Answering the kungfu call
Hollywood director Doug Liman is producing his first China film, The Butcher, the Chef and the Swordsman. Liu Wei reports
Doug Liman, director of Bourne Identity and Mr. & Mrs. Smith, is producing a Chinese film for the first time.
The Butcher, the Chef and the Swordsman is a kungfu comedy directed by Chinese filmmaker Wuershan for Fox International Productions (FIP), a division of 20th Century Fox that produces and acquires local language films of other countries and territories, including China.
"My role is to introduce Wuershan to the world, and the world to Wuershan," the 45-year-old filmmaker says.
Wuershan, 38, has built a reputation as a commercial director. Butcher is his first feature film for theatrical release.
Earlier this year, his producer Daniel Yu showed a rough cut to Sanford Panitch, who runs FIP and liked what he saw. Panitch then invited Liman to become involved in the post-production, trailers and now, promoting the movie.
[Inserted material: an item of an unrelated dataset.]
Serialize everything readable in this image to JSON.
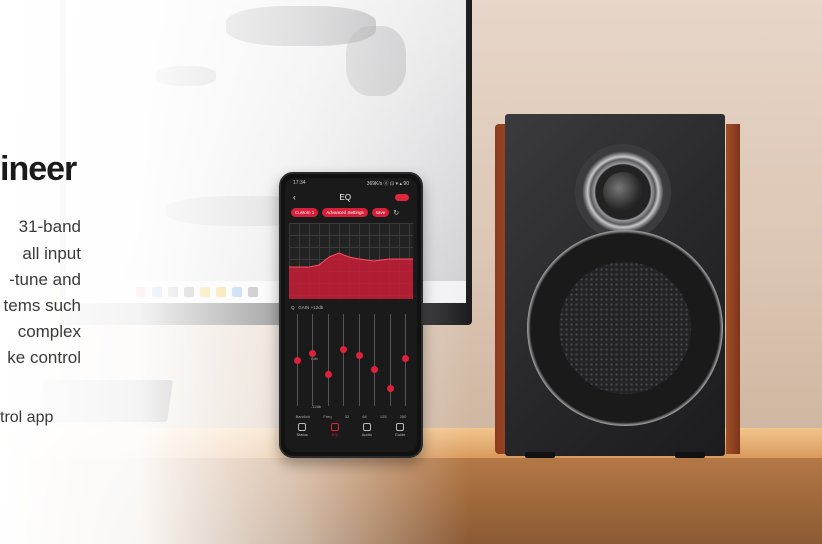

"I am introducing the world to a new wave of Chinese filmmakers," Liman says. "There is an attitude in Wuershan's film - it's a kind of confidence to borrow from the past but also break with the past."
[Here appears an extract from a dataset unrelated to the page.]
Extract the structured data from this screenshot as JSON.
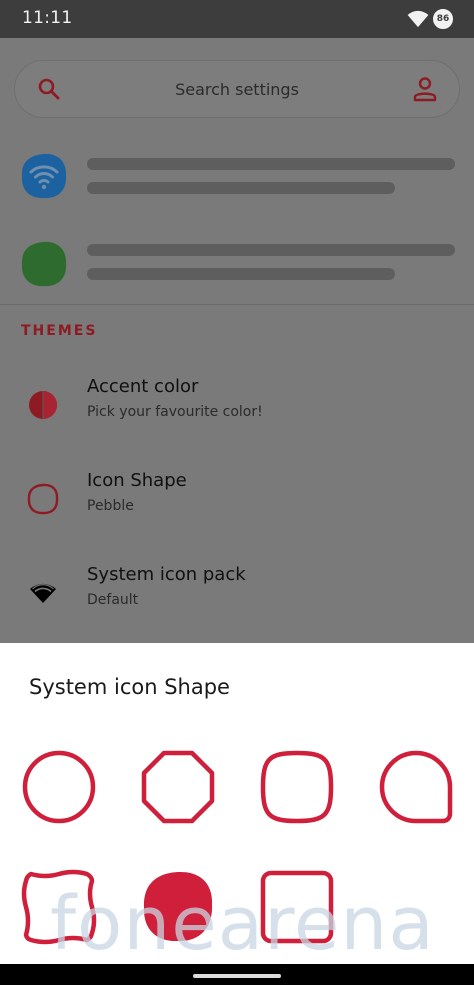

One example is a brothel scene, where it feels like any other Chinese period drama, until the madam breaks out into a rap.
"This is not your grandfather's type of Chinese movie," Liman says.
The film's structure, telling a story from three different points of view, has been seen in many movies, including Liman's Go, but Wuershan "is jumping through time in a way I cannot think another movie has quite done", Liman says.
The film tells the story of a mystic blade with the power to change its owners' fates. It is expected in theaters on Nov 25.
Tony Safford, executive vice president, Worldwide Acquisitions for 20th Century Fox, Searchlight and FIP, said at a news conference last week he thought the film was playful and surprising.
Clearly, the soaring domestic Chinese box office is drawing Hollywood's attention.
China's box office gross hit 4.8 billion yuan ($705 million) in the first half of 2010, about the entire earnings of 2008.
At the Full Blossom Film Festival, held this weekend by the China Filmmakers' Association, it was anticipated that China's box office gross would reach between 30 billion yuan and 40 billion yuan in 2015, making it the world's second-largest movie market.
Additionally, China will build 1,500 cinema screens this year, raising the total to 6,000 and the number is expected to double by the end of 2015.
Though China imports just 20 foreign films a year for theatrical release, Hollywood studios have found a way to gain market share, by co-producing with local filmmakers.
Disney made three co-productions in 2007 and followed up with another in 2009. It even created a local version of its smash hit, High School Musical.
Fox's first Chinese-language co-production, Hot Summer Days, with Huayi Brothers last year, cost $2 million and grossed more than $19 million.
The potential of the market appears to override fears over censorship.
"I do feel like filmmakers all work within limitations," Liman says, citing Fair Game, his new film that is critical of the US government. "The film might not have been made in the US because of capitalism. Audiences don't like political movies, so you don't need to censor them. For the most part the system just automatically censors them."
What's inspiring about teaming with Wuershan, Liman says, is that whatever space they are given, some filmmakers are telling great stories. "And these collaborations with artists, even if we live in different systems, build roads for the future," he says.